Cure starts out like a John Carpenter soundtrack, while Mud is backed by a hypnotic tribal beat and Poison slows down the tempo. When he wrote Wolves, Loïc was inspired by the age-old story of Beauty and the Beast, while Dirty explores the contempt that conformists show for anything that is different. “The album is cinematographically planned, with a prologue and a grand finale, Mirrors. Mirrors are key to the issue of appearances,” explains Loïc. He spent a long time looking for the right title for this first collection of songs... and then found it. It would be called Selfocracy. “The album says a lot about me and I thought the word ‘selfocracy’ sounded good. We’re living in the age of the selfie and that’s connected to the album’s message.”

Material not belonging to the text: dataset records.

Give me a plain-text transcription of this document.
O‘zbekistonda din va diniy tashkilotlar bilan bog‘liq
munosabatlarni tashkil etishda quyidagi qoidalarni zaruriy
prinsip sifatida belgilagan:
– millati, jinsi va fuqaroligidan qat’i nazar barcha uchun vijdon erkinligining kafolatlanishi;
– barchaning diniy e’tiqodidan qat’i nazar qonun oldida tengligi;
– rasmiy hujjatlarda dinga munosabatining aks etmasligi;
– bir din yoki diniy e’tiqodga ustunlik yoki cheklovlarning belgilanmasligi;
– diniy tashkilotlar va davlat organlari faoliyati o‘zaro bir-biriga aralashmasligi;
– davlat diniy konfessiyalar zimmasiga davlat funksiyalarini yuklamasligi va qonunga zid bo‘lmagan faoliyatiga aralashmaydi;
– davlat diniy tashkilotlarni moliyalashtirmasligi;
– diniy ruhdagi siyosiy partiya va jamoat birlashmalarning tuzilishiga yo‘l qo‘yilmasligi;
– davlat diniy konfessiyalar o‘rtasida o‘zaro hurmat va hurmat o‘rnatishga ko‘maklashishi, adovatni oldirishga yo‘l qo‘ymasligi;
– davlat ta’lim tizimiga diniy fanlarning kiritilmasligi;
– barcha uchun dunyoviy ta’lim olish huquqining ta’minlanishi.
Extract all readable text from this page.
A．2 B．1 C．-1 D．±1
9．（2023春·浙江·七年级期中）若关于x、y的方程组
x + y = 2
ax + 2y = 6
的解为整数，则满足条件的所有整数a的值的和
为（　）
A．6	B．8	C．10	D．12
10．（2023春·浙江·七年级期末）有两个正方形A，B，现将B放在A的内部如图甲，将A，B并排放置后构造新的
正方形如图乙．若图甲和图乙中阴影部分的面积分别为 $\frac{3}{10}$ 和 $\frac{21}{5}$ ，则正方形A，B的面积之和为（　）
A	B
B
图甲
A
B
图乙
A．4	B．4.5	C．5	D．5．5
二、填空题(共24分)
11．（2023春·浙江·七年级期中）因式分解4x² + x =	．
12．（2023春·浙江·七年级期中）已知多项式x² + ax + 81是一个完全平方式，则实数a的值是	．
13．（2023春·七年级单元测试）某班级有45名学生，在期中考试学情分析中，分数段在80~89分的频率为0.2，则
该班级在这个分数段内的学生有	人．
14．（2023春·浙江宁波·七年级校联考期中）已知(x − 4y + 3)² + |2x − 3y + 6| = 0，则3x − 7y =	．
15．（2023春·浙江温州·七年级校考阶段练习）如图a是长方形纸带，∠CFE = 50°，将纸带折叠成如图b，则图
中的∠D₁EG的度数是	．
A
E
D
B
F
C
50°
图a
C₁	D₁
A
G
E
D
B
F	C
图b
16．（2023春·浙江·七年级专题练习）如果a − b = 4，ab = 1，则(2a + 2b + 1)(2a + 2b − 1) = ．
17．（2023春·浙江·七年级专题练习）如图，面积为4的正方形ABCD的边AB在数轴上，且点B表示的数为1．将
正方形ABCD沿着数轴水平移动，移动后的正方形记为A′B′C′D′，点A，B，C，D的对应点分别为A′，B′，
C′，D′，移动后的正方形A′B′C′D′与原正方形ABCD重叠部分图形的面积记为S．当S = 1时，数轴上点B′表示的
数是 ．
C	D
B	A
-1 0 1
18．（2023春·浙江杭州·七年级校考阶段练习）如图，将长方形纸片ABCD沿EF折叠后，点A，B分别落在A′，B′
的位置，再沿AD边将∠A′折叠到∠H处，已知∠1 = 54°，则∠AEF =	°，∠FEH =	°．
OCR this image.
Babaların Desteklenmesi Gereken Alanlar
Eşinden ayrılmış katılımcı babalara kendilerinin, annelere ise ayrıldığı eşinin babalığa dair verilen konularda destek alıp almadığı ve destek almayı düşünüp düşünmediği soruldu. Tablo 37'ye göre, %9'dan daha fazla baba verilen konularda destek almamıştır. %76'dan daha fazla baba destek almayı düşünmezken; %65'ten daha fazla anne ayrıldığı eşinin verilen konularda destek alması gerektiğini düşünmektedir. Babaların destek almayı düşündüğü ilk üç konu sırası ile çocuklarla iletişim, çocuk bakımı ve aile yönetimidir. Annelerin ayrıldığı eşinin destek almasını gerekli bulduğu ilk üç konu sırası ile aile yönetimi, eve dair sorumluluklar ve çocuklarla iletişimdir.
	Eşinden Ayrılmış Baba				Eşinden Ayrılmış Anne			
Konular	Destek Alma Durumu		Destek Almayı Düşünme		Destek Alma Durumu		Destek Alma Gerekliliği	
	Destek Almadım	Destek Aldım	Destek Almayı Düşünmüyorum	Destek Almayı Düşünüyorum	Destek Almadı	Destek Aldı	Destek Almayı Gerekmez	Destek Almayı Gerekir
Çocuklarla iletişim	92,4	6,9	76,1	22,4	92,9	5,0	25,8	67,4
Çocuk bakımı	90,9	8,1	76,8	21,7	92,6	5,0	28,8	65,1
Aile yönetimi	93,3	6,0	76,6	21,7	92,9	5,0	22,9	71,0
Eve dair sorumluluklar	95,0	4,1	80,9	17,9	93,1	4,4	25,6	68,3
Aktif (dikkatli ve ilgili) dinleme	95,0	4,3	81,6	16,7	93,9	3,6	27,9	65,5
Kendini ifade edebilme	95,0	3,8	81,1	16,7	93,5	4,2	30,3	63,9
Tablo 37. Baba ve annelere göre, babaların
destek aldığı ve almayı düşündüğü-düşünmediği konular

From pop to electro, movie music and melodies that breathe nostalgia, this set of eleven songs makes up a very sincere album – a record by a Peter Pan in an oversize sweatshirt who invites us to explore his Neverland.
“After the Mona Lisa, Da Vinci could say he was a painter. And after Harry Potter, J. K. Rowling could confidently claim to be a novelist. Those titles are deserved. I don’t yet see myself as an artist. I’m trying to become one. I work myself hard.” Such modesty does Loïc Nottet credit, but is contradicted by the quality and emotion of Selfocracy, a first album in what will be a long career; the album of a sensitive artist with a child’s face and tender soul.
So on this first album, Loïc Nottet unveils his emotions and melodies, opens up his heart and makes his overriding aim clear: to delight his listeners.